CESÁRIA ÉVORA, LA DIVA AUX PIEDS NUS
Derrière la légende, une vie tourmentée
Cesária Évora, « reine de la morna », a connu une gloire tardive et a fait connaître le Cap-Vert dans le monde entier. Mais derrière le succès, il y a eu beaucoup de souffrances…
Plus de vingt ans après la disparition de Cesária Évora (à l’âge de 70 ans), ce documentaire franco-portugais permet de découvrir la vie bouleversée et bouleversante de la « Diva aux pieds nus ». Pour cela, la réalisatrice, Ana Sofia Fonseca, a recours à une multitude d’archives filmiques, photographiques ou sonores, et aux témoignages de ses proches qu’elle laisse judicieusement en voix-off, évitant ainsi l’option statique des interviews face caméra.

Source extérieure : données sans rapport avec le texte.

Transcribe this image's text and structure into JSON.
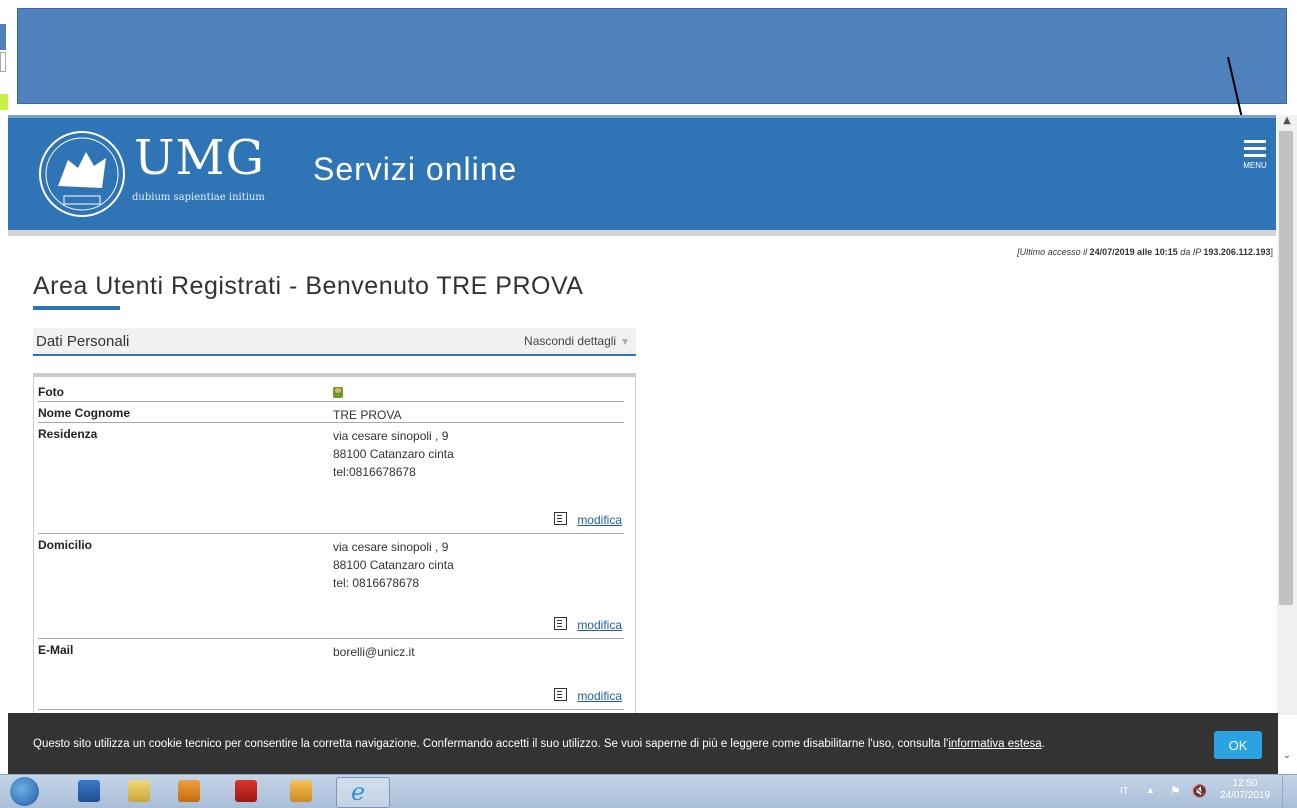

Se voulant un hommage et non une hagiographie, ce documentaire ne tait ni son alcoolisme, ni son caractère bien trempé, ni sa bipolarité. Les différents récits permettent de prendre la mesure de ses tourments : orpheline de père à 7 ans, souffrant de verrues plantaires dès l’enfance, recluse pendant onze ans à cause d’une longue dépression, elle a dû attendre longtemps avant que ses talents de chanteuse puissent être reconnus à leur juste valeur (bien qu’elle se soit produite sur scène dès l’adolescence). La cause ? Le sexisme surtout : d’une part par la faute d’une industrie musicale où la beauté physique prime sur celle de la voix, d’autre part à cause d’une société traditionnelle qui n’apprécie guère la femme indépendante qu’elle était et la liberté de ses mœurs. C’est finalement assez ironique qu’elle soit devenue une icône pour son pays, qu’elle a amplement contribué à faire connaître dans le monde.

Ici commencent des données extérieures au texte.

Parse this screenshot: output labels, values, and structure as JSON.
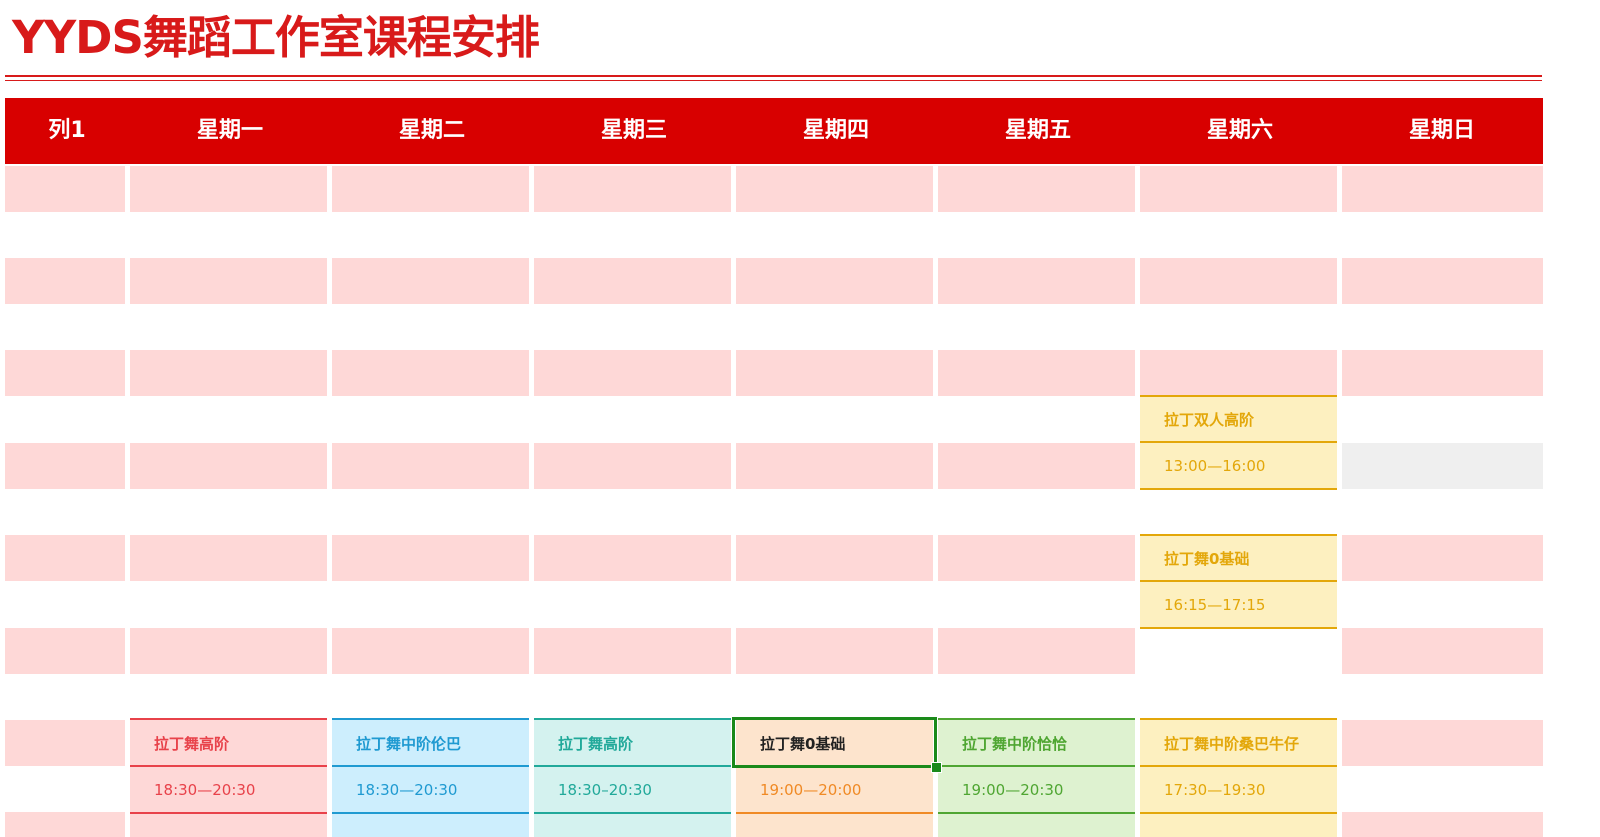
{
  "title": "YYDS舞蹈工作室课程安排",
  "colors": {
    "brand_red": "#d80000",
    "row_pink": "#fed8d7",
    "gray_cell": "#efefef"
  },
  "header": [
    "列1",
    "星期一",
    "星期二",
    "星期三",
    "星期四",
    "星期五",
    "星期六",
    "星期日"
  ],
  "saturday_courses": [
    {
      "name": "拉丁双人高阶",
      "time": "13:00—16:00"
    },
    {
      "name": "拉丁舞0基础",
      "time": "16:15—17:15"
    }
  ],
  "evening_courses": [
    {
      "day": "星期一",
      "name": "拉丁舞高阶",
      "time": "18:30—20:30",
      "color": "#e8424a",
      "bg": "#fed8d7"
    },
    {
      "day": "星期二",
      "name": "拉丁舞中阶伦巴",
      "time": "18:30—20:30",
      "color": "#1f9ad1",
      "bg": "#cdeefd"
    },
    {
      "day": "星期三",
      "name": "拉丁舞高阶",
      "time": "18:30–20:30",
      "color": "#21a99a",
      "bg": "#d4f2ef"
    },
    {
      "day": "星期四",
      "name": "拉丁舞0基础",
      "time": "19:00—20:00",
      "color": "#f08a25",
      "bg": "#fde4cd"
    },
    {
      "day": "星期五",
      "name": "拉丁舞中阶恰恰",
      "time": "19:00—20:30",
      "color": "#4fa632",
      "bg": "#def2d0"
    },
    {
      "day": "星期六",
      "name": "拉丁舞中阶桑巴牛仔",
      "time": "17:30—19:30",
      "color": "#e3a70a",
      "bg": "#fdf0c0"
    }
  ]
}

Avec tous les faits accumulés par le documentaire, on prend notamment conscience de la pauvreté dans laquelle Cesária Évora a longtemps vécu et dont elle n’est jamais totalement sortie, même après le succès qu’elle a connu à plus de 50 ans, à cause d’un mélange de générosité, d’alcoolisme et d’une certaine incapacité à gérer cet argent dont elle n’avait pas bénéficié auparavant.

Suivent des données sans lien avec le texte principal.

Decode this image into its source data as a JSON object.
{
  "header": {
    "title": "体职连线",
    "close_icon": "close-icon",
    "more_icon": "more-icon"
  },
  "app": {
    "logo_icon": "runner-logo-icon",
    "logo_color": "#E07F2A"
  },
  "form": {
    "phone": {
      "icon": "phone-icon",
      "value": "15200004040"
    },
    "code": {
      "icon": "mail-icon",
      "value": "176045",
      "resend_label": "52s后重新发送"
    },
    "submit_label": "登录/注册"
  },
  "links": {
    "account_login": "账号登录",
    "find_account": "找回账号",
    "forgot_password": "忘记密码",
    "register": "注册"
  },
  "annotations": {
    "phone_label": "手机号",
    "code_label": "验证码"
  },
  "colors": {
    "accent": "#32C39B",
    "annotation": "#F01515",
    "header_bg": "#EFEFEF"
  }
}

Après avoir développé de nombreux aspects durant sa première moitié, "Cesária Évora, la diva aux pieds nus" devient quelque peu redondant, tout en offrant un passage qui vaut son pesant de cacahuètes : la rencontre entre « Cize » et la légende cubaine Compay Segundo. Par ailleurs, les cinéphiles pourront éventuellement regretter qu’il ne soit fait aucune mention de sa participation à la bande originale de "Underground" d’Emir Kusturica (avec la chanson "Ausencia"). L’ensemble demeure toutefois un formidable portrait de la chanteuse et également, en filigrane, un aperçu culturel, social et historique de son pays.